Am I the only one who feels like life is just a continual cycle. You go from good to real good to going down hill to bad to start looking up again and back to good. I've been in the "good" stages for awhile and now we've hit the bad. I'm just trying hang on waiting for good to come back. I was doing so well- exercising everyday and eating right, then mother nature presented herself with my monthly gift- which normally isn't that bad and without going into detail I will just say that my new birth control makes this monthly occurrence much more painful and unpleasant. All I wanted to do was sit on the couch, watch movies all day long, and eat everything in sight! If that didn't hinder my dieting and training plans enough, my running partner had to bail last week because her knees are acting up. Which is totally not her fault and I hope they heel soon for her, but I was left to find my own will power the last two weeks and it hasn't been easy.

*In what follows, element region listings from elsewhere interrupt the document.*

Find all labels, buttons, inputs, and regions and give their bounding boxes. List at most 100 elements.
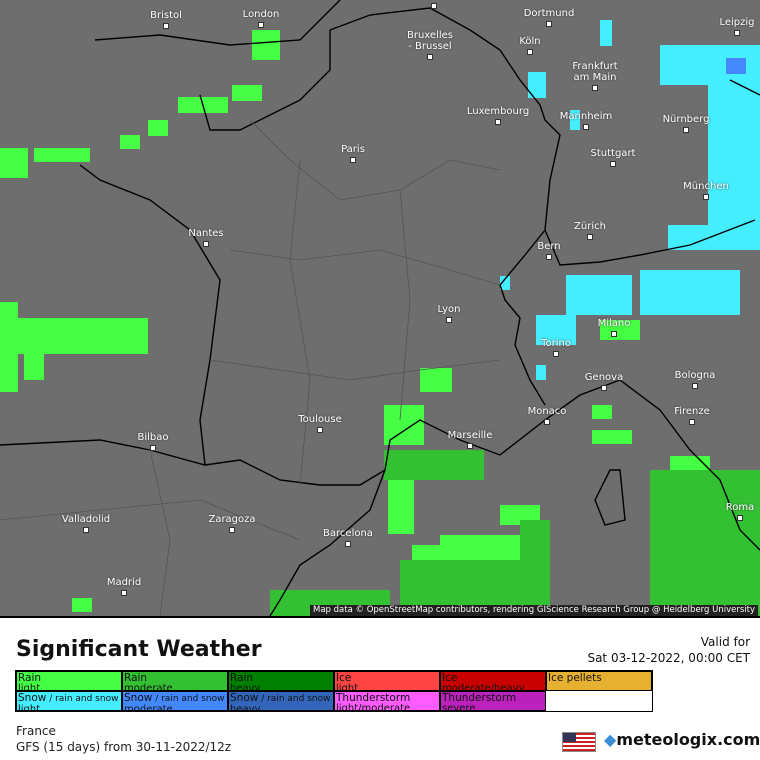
city-dot (427, 54, 433, 60)
city-label: Bologna (674, 370, 716, 381)
city-label: Köln (519, 36, 541, 47)
city-dot (163, 23, 169, 29)
city-label: München (683, 181, 729, 192)
city-dot (553, 351, 559, 357)
city-label: Valladolid (61, 514, 111, 525)
precip-snow-light (500, 20, 760, 380)
city-dot (150, 445, 156, 451)
city-label: Bilbao (137, 432, 169, 443)
legend: Rain light Rain moderate Rain heavy Ice light Ic… (15, 670, 653, 712)
region-label: France (16, 724, 56, 738)
city-dot (83, 527, 89, 533)
legend-intensity: light/moderate (336, 703, 411, 711)
city-label: Frankfurt am Main (572, 61, 618, 83)
city-label: Zaragoza (208, 514, 256, 525)
city-label: Firenze (674, 406, 710, 417)
city-label: London (242, 9, 280, 20)
legend-item: Snow / rain and snow heavy (228, 691, 334, 711)
valid-label: Valid for (700, 635, 750, 649)
legend-type: Snow / rain and snow (124, 692, 225, 705)
city-label: Paris (341, 144, 365, 155)
city-dot (527, 49, 533, 55)
legend-item: Thunderstorm severe (440, 691, 546, 711)
city-dot (317, 427, 323, 433)
city-label: Bristol (150, 10, 182, 21)
legend-item: Snow / rain and snow moderate (122, 691, 228, 711)
legend-intensity: heavy (230, 683, 261, 691)
city-dot (431, 3, 437, 9)
city-dot (601, 385, 607, 391)
city-dot (345, 541, 351, 547)
city-label: Rotterdam (408, 0, 461, 1)
legend-type: Rain (124, 672, 148, 684)
map-layers (0, 0, 760, 616)
city-label: Dortmund (523, 8, 575, 19)
city-label: Milano (597, 318, 631, 329)
city-dot (737, 515, 743, 521)
city-dot (703, 194, 709, 200)
precip-snow-moderate (726, 58, 746, 74)
city-dot (611, 331, 617, 337)
legend-type: Rain (230, 672, 254, 684)
city-dot (610, 161, 616, 167)
city-label: Lyon (437, 304, 461, 315)
legend-type: Ice (442, 672, 458, 684)
city-label: Genova (584, 372, 624, 383)
page-title: Significant Weather (16, 637, 262, 662)
brand-name: meteologix.com (616, 730, 760, 749)
city-label: Stuttgart (590, 148, 636, 159)
city-label: Leipzig (719, 17, 755, 28)
city-label: Roma (725, 502, 755, 513)
city-dot (546, 254, 552, 260)
legend-type: Ice pellets (548, 672, 602, 684)
city-dot (446, 317, 452, 323)
legend-item: Rain moderate (122, 671, 228, 691)
legend-item: Rain heavy (228, 671, 334, 691)
legend-type: Ice (336, 672, 352, 684)
legend-type: Thunderstorm (336, 692, 411, 704)
city-dot (692, 383, 698, 389)
city-dot (258, 22, 264, 28)
legend-item: Thunderstorm light/moderate (334, 691, 440, 711)
legend-subtype: / rain and snow (152, 694, 225, 704)
city-dot (350, 157, 356, 163)
city-label: Marseille (447, 430, 493, 441)
city-dot (587, 234, 593, 240)
city-label: Torino (541, 338, 571, 349)
legend-type: Rain (18, 672, 42, 684)
legend-intensity: moderate (124, 683, 173, 691)
legend-item: Ice pellets (546, 671, 652, 691)
city-label: Madrid (106, 577, 142, 588)
city-label: Bruxelles - Brussel (407, 30, 453, 52)
city-label: Monaco (527, 406, 567, 417)
legend-intensity: moderate/heavy (442, 683, 525, 691)
precip-rain-light (0, 30, 710, 612)
legend-subtype: / rain and snow (46, 694, 119, 704)
model-run: GFS (15 days) from 30-11-2022/12z (16, 740, 232, 754)
city-label: Zürich (574, 221, 606, 232)
city-label: Bern (537, 241, 561, 252)
city-label: Mannheim (559, 111, 613, 122)
valid-datetime: Sat 03-12-2022, 00:00 CET (587, 651, 750, 665)
weather-map[interactable]: Bristol London Rotterdam Dortmund Leipzig Bru… (0, 0, 760, 618)
brand-logo[interactable]: ◆meteologix.com (604, 730, 760, 749)
city-label: Nantes (188, 228, 224, 239)
city-dot (583, 124, 589, 130)
legend-type: Snow / rain and snow (230, 692, 331, 705)
legend-item: Ice light (334, 671, 440, 691)
legend-item: Rain light (16, 671, 122, 691)
city-label: Toulouse (298, 414, 342, 425)
legend-subtype: / rain and snow (258, 694, 331, 704)
legend-intensity: severe (442, 703, 476, 711)
legend-item: Snow / rain and snow light (16, 691, 122, 711)
city-dot (229, 527, 235, 533)
region-borders (0, 119, 501, 616)
map-attribution: Map data © OpenStreetMap contributors, r… (310, 605, 758, 616)
city-dot (203, 241, 209, 247)
us-flag-icon[interactable] (562, 732, 596, 752)
city-label: Nürnberg (662, 114, 710, 125)
legend-intensity: light (336, 683, 359, 691)
legend-type: Thunderstorm (442, 692, 517, 704)
legend-intensity: light (18, 683, 41, 691)
legend-item: Ice moderate/heavy (440, 671, 546, 691)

Lucky for me I have a super supportive husband who's encouragement got me through the daily running part, but unfortunately he could not stop me from eating everything in sight. I've never seen myself like this before- I was ravenous and no amount of self-control could contain me. So my diet went to pot, but I'm still on track with my training. But I still feel bad because on top of all of this my patience is non-existent and my poor little boy is having to deal with mommy's grumpy's all week, plus an anniversary present for my husband that I've been working on forever- we're talking hours and hours of work is gone- I think my husband may have messed it up while re-doing all our hard drives and reorganizing our pictures. I'm so upset- I don't even know where to begin to start over. Needless to say- I'm very frustrated this week, we are definitely in the "bad" position of the life cycle. Please hurry up and come back good!!!
I still have only lost 2.5 lbs and my belly actually feels fatter (hopefully that's just the bloating from you know what). I'm stuck- not sure what to do and I'm sure my food rage will not help that. I guess I need to go stricter.
Today so far:
Breakfast: 1/2 organic oatmeal, one slice of 100 %whole wheat toast with a tbsp of almond butter.
Lunch: A tuna sandwich on 100 % W.W. english muffin with tbsp of miracle whip, a few craisins and some lettuce. 2large strawberries and a shared a nectarine with my son.
Snack: handful of unsalted peanuts mixed with a few craisins and 2 tsp of chocolate chips. Tried really hard to stop there, but still feeling ravenous so I had a handful of reduced fat wheat things and one laughing cow cheese wedge - these are awesome so yummy and only 35 calories. Feel like I blew it for snack time though.
Dinner - will be a homemade pizza margarita with a spinach salad. The pizza recipe comes from kraft.com's healthy dish.
I guess if all I eat the rest of the day is dinner- then I'll still be good- but night time is always the worst. Does anyone know why that is?
The munchies always start a war with me after 4 pm.